Na esfera econômica, a China promoverá o desenvolvimento das Forças Produtivas de Nova Qualidade, direcionando o foco da indústria chinesa para setores ligados ao futuro, de elevada complexidade e alto valor agregado. Isto marcará a transição de uma economia industrial para uma economia inteligente.
No campo do desenvolvimento social, o país encontra-se num momento crucial para a realização da Segunda Meta Centenária, caracterizada pela redução das desigualdades sociais e pelo aumento do bem-estar da população. A revitalização rural e o aperfeiçoamento de políticas que incentivem as famílias chinesas a terem mais filhos são temas particularmente importantes que requerem atenção.
Para sustentar a melhoria da qualidade de vida de uma população tão vasta, a China precisará de utilizar sabiamente os seus recursos naturais e desenvolver um modo de vida sustentável. Com esse fim, o país promove o Novo Conceito de Desenvolvimento, baseado no antigo conceito chinês de harmonia entre o ser humano e a natureza.
Relações Exteriores
Quando o Irã decidiu fechar o Estreito de Ormuz, a China manifestou-se contra e o os iranianos acabaram concordando em permitir que navios chineses transitassem livremente pelo estreito. Isto demonstra que os problemas entre países podem ser resolvidos por meio de negociações amigáveis, em vez de ameaças e imposições.
A China trata todos os países com igualdade, evita tomar partido em conflitos internacionais, e apela a que as disputas sejam resolvidas pela diplomacia, e não pela guerra. Desta forma, a China evidencia o seu genuíno compromisso com a paz global.
Para além de uma forma coerente de defender a paz através de palavras e atos, a China também cria perspetivas de desenvolvimento que, por sua vez, geram oportunidades para todo o mundo. Há pouco tempo, a China anunciou tarifa zero sobre a importação de produtos africanos para ajudar o continente a se ddesenvolver.
O crescimento do mercado interno chinês e a elevação do nível de vida dos chineses resultaram num aumento das importações de países próximos e distantes. Além disso, a China financia a construção de infraestruturas e desenvolve colaborações multilaterais com outros países, visando o benefício mútuo.
A China propõe também um modelo de cooperação internacional que respeita as escolhas de cada país e cria perspetivas de um futuro melhor. Além disso, este modelo não se limita às relações diplomáticas, mas abrange uma cooperação abrangente que visa satisfazer os interesses de todos.
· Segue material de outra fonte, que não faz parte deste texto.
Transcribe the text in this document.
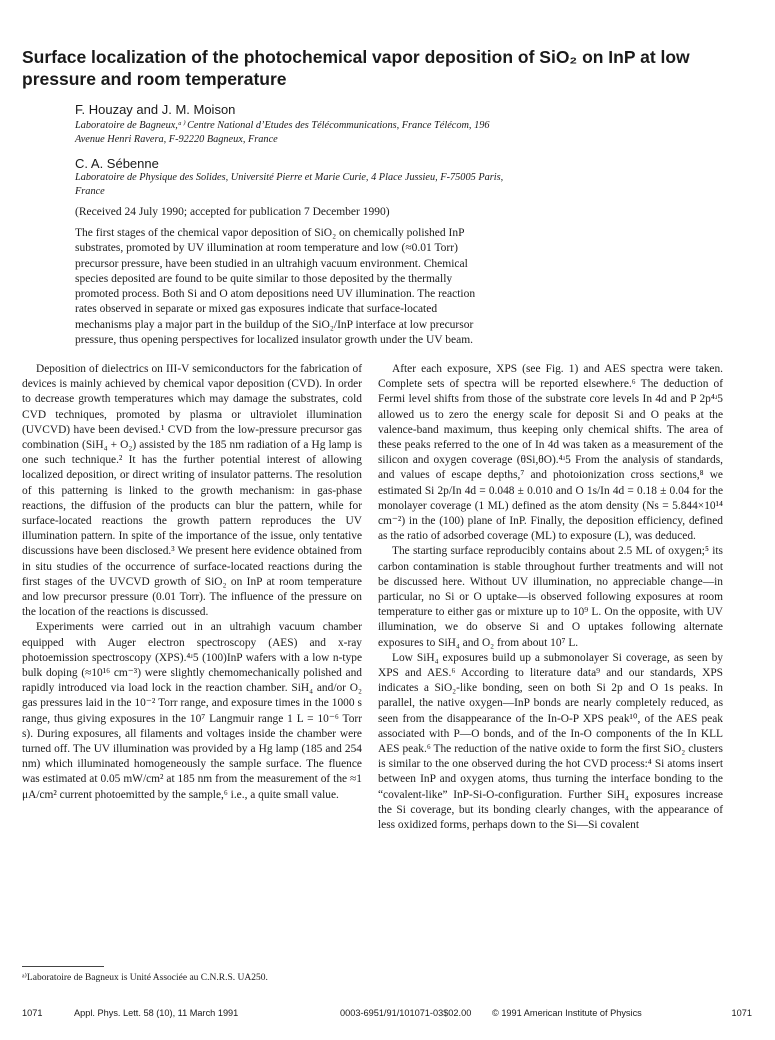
Surface localization of the photochemical vapor deposition of SiO₂ on InP at low pressure and room temperature
F. Houzay and J. M. Moison
Laboratoire de Bagneux,ᵃ⁾ Centre National d’Etudes des Télécommunications, France Télécom, 196
Avenue Henri Ravera, F-92220 Bagneux, France
C. A. Sébenne
Laboratoire de Physique des Solides, Université Pierre et Marie Curie, 4 Place Jussieu, F-75005 Paris,
France
(Received 24 July 1990; accepted for publication 7 December 1990)
The first stages of the chemical vapor deposition of SiO₂ on chemically polished InP substrates, promoted by UV illumination at room temperature and low (≈0.01 Torr) precursor pressure, have been studied in an ultrahigh vacuum environment. Chemical species deposited are found to be quite similar to those deposited by the thermally promoted process. Both Si and O atom depositions need UV illumination. The reaction rates observed in separate or mixed gas exposures indicate that surface-located mechanisms play a major part in the buildup of the SiO₂/InP interface at low precursor pressure, thus opening perspectives for localized insulator growth under the UV beam.

Deposition of dielectrics on III-V semiconductors for the fabrication of devices is mainly achieved by chemical vapor deposition (CVD). In order to decrease growth temperatures which may damage the substrates, cold CVD techniques, promoted by plasma or ultraviolet illumination (UVCVD) have been devised.¹ CVD from the low-pressure precursor gas combination (SiH₄ + O₂) assisted by the 185 nm radiation of a Hg lamp is one such technique.² It has the further potential interest of allowing localized deposition, or direct writing of insulator patterns. The resolution of this patterning is linked to the growth mechanism: in gas-phase reactions, the diffusion of the products can blur the pattern, while for surface-located reactions the growth pattern reproduces the UV illumination pattern. In spite of the importance of the issue, only tentative discussions have been disclosed.³ We present here evidence obtained from in situ studies of the occurrence of surface-located reactions during the first stages of the UVCVD growth of SiO₂ on InP at room temperature and low precursor pressure (0.01 Torr). The influence of the pressure on the location of the reactions is discussed.

Experiments were carried out in an ultrahigh vacuum chamber equipped with Auger electron spectroscopy (AES) and x-ray photoemission spectroscopy (XPS).⁴ʴ5 (100)InP wafers with a low n-type bulk doping (≈10¹⁶ cm⁻³) were slightly chemomechanically polished and rapidly introduced via load lock in the reaction chamber. SiH₄ and/or O₂ gas pressures laid in the 10⁻² Torr range, and exposure times in the 1000 s range, thus giving exposures in the 10⁷ Langmuir range 1 L = 10⁻⁶ Torr s). During exposures, all filaments and voltages inside the chamber were turned off. The UV illumination was provided by a Hg lamp (185 and 254 nm) which illuminated homogeneously the sample surface. The fluence was estimated at 0.05 mW/cm² at 185 nm from the measurement of the ≈1 μA/cm² current photoemitted by the sample,⁶ i.e., a quite small value.

After each exposure, XPS (see Fig. 1) and AES spectra were taken. Complete sets of spectra will be reported elsewhere.⁶ The deduction of Fermi level shifts from those of the substrate core levels In 4d and P 2p⁴ʴ5 allowed us to zero the energy scale for deposit Si and O peaks at the valence-band maximum, thus keeping only chemical shifts. The area of these peaks referred to the one of In 4d was taken as a measurement of the silicon and oxygen coverage (θSi,θO).⁴ʴ5 From the analysis of standards, and values of escape depths,⁷ and photoionization cross sections,⁸ we estimated Si 2p/In 4d = 0.048 ± 0.010 and O 1s/In 4d = 0.18 ± 0.04 for the monolayer coverage (1 ML) defined as the atom density (Ns = 5.844×10¹⁴ cm⁻²) in the (100) plane of InP. Finally, the deposition efficiency, defined as the ratio of adsorbed coverage (ML) to exposure (L), was deduced.

The starting surface reproducibly contains about 2.5 ML of oxygen;⁵ its carbon contamination is stable throughout further treatments and will not be discussed here. Without UV illumination, no appreciable change—in particular, no Si or O uptake—is observed following exposures at room temperature to either gas or mixture up to 10⁹ L. On the opposite, with UV illumination, we do observe Si and O uptakes following alternate exposures to SiH₄ and O₂ from about 10⁷ L.

Low SiH₄ exposures build up a submonolayer Si coverage, as seen by XPS and AES.⁶ According to literature data⁹ and our standards, XPS indicates a SiO₂-like bonding, seen on both Si 2p and O 1s peaks. In parallel, the native oxygen—InP bonds are nearly completely reduced, as seen from the disappearance of the In-O-P XPS peak¹⁰, of the AES peak associated with P—O bonds, and of the In-O components of the In KLL AES peak.⁶ The reduction of the native oxide to form the first SiO₂ clusters is similar to the one observed during the hot CVD process:⁴ Si atoms insert between InP and oxygen atoms, thus turning the interface bonding to the “covalent-like” InP-Si-O-configuration. Further SiH₄ exposures increase the Si coverage, but its bonding clearly changes, with the appearance of less oxidized forms, perhaps down to the Si—Si covalent

ᵃ⁾Laboratoire de Bagneux is Unité Associée au C.N.R.S. UA250.
1071	Appl. Phys. Lett. 58 (10), 11 March 1991	0003-6951/91/101071-03$02.00 © 1991 American Institute of Physics	1071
A partir da sabedoria chinesa antiga, os chineses aprenderam que a construção de relações harmoniosas é essencial para se criar um ambiente favorável à paz, ao desenvolvimento e ao progresso.
Numa época repleta de conflitos que ameaçam a ordem internacional e de hegemonismo que visa substituir o diálogo, as Duas Sessões mostram que existe um caminho alternativo: o do desenvolvimento pacífico, da cooperação econômica e da resolução de disputas por meio da consulta amigável.
A China usa sua importância econômica não para impor sua vontade a outros países, mas para construir pontes e fomentar a confiança entre os povos.
Ao agir assim, a China tornar-se uma ilha de estabilidade num mundo caótico, provando que colocar as necessidades das pessoas no centro da formulação de políticas é condição necessária para a construção de um mundo mais justo e pacífico para todos os povos.